On ne présente plus ces petits volumes de la collection « Illustoria », synthétiques et clairs, agrémentés de cartes, d’index, de repères chronologiques et d’illustrations judicieuses.     Catherine Wolff, professeur d’histoire romaine à l’Université d’Avignon, nous entraîne sur les pas de l’empereur Julien, dans son ultime campagne militaire en  Perse en 363.


Le danger perse

Elle brosse le tableau rapide des forces en présence. L’armée perse a pour pilier des unités de cavaliers cuirassés, composées de l’élite aristocratique de Sapor II, l’empereur. Elles sont appuyées par une cavalerie plus légère, donc plus souple, composée d’archers. Le second empire perse a aussi une infanterie, devenue moins médiocre face aux légions romaines, grâce à l’expérience apportée par des transfuges. L’affrontement entre Romains et Perses n’est pas une nouveauté au IVe siècle. Les Romains ont lutté à de multiples reprises contre les Parthes, qui précèdent le second empire perse, puis contre ce dernier. Les Perses revendiquent les anciennes provinces achéménides et souhaitent retrouver les rivages de la Méditerranée. Les Romains s’y opposent, la rivalité n’a pas de solution.

« Julien l’apostat »

Julien est né en mai-juin 511 ; On ne peut que rester rêveur devant les destins des empereurs romains qui sont souvent des miraculés. C’est le cas de Julien. Dresser son portrait est un exercice périlleux. En effet, Julien essaye de rénover le paganisme face à un christianisme triomphant. Selon que l’auteur est païen ou chrétien, le portrait est radicalement différent. Catherine Wolff nous livre aussi un extrait poignant de l’autoportrait fait par Julien en personne : il se dit sale par choix, ongles cassés, barbe pouilleuse, cheveux rarement coiffés, poilu, jamais épilé, « tant je suis d’humeur fâcheuse et d’esprit étroit ». Apparenté à Constantin, Julien échappe au massacre de sa famille en 337. Il mène une existence chaotique de prince, dont la vie ne tient qu’à un fil, et se forme, au gré de ses vicissitudes, à Pergame et à Ephèse. Les philosophes néoplatoniciens sont déterminants dans son retour au paganisme. Nommé César en 355, en vertu du principe de survie (?), Julien mène campagne contre les barbares au nord de la Gaule. Proclamé empereur par ses troupes, sans avoir à éliminer son rival Constance, mort dans l’intervalle, Julien arrive à Constantinople en 361. Après avoir pris toutes sortes de mesures hostiles au christianisme, il s’installe à Antioche pour préparer l’expédition contre les Perses. Il s’agit de se venger des multiples agressions perses, au moins dans la version officielle… On voit un Julien, adepte des philosophes mais instable, emporté, démesuré, trop sensible aux louanges et d’une superstition telle (il semble être le dernier empereur à avoir consulté les fameux Livres Sibyllins), qu’elle achève de le brouiller avec les habitants. Son allure négligée ne manque pas de lui nuire.

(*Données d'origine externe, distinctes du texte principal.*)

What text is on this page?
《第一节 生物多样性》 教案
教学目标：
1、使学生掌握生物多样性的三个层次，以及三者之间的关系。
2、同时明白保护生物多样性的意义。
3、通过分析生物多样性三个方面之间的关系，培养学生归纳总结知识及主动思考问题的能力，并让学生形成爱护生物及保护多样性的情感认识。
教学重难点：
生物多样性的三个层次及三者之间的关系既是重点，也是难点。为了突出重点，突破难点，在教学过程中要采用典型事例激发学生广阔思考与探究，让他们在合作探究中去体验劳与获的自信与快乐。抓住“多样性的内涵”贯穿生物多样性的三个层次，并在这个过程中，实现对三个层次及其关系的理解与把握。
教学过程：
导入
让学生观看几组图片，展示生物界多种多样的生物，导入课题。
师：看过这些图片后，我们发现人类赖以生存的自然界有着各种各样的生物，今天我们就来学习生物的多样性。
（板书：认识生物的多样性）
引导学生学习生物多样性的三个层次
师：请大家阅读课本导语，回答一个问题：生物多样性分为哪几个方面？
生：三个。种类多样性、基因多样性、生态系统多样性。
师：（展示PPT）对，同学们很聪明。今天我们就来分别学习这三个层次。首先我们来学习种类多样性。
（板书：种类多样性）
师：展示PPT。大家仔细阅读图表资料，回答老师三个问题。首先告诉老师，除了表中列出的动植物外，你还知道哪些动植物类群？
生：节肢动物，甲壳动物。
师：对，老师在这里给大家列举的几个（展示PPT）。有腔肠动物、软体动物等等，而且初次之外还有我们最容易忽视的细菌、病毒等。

Une expédition impulsive ?

Julien monte son expédition malgré la réticence d’une bonne partie de son entourage et de son armée, surtout celle venue d’occident, qui se demande ce qu’elle fait là, quand les barbares menacent toujours la Gaule. On complote contre lui, mais l’abus d’alcool évente les conjurés.. Le 5 mars 363, l’armée se met en marche, accompagnée par une flotte qui suit l’Euphrate. L’avance se fait, festonnée de signes interprétés de façon favorable ou néfaste. On laisse des villes non prises et les Perses se dérobent. Julien prend la ville de Pirisabora et prend des risques personnels inconsidérés, n’hésitant pas à aller à l’assaut d’une porte, émulé par les exemples d’Alexandre ou de Scipion Emilien. Il n’hésite pas non plus à se jeter sur les Perses qui harcèlent l’armée et châtie les légionnaires défaillants par un simulacre de décimation. À Ctésiphon, l’impatience de Julien est à son comble. C’est sous les murs de la ville qui résiste, que la première bataille véritable a lieu. Si la victoire romaine est incontestable, elle est entachée par la résistance de la ville. Julien sacrifie à Mars mais les signes étant défavorables (neuf taureaux meurent avant l’autel et le dixième s’enfuit !), il se fâche avec le dieu et commet le sacrilège de le défier

Enlisement et mort…

Sapor II se refuse à une bataille décisive. Julien brûle ses vaisseaux, erre quelque peu puis ordonne la retraite le 20 juin, harcelé par les Perses Le 26 juin, malgré des présages défavorables, Julien se remet en marche. Il est blessé dans un combat contre la cavalerie cuirassée perse. On ignorera toujours si le coup qui provoque sa mort quelques heures plus tard vient de son camp (version chrétienne de la punition de l’apostat) ou de l’adversaire, malgré la protection de ses quarante gardes vêtus de blanc,  même si l’auteur penche en faveur de la seconde hypothèse… En mourant Julien aurait dit « Galiléen, tu as vaincu… » C’est peu vraisemblable. Il est beaucoup plus probable qu’il ait manifesté son dépit à Apollon, son dieu préféré. 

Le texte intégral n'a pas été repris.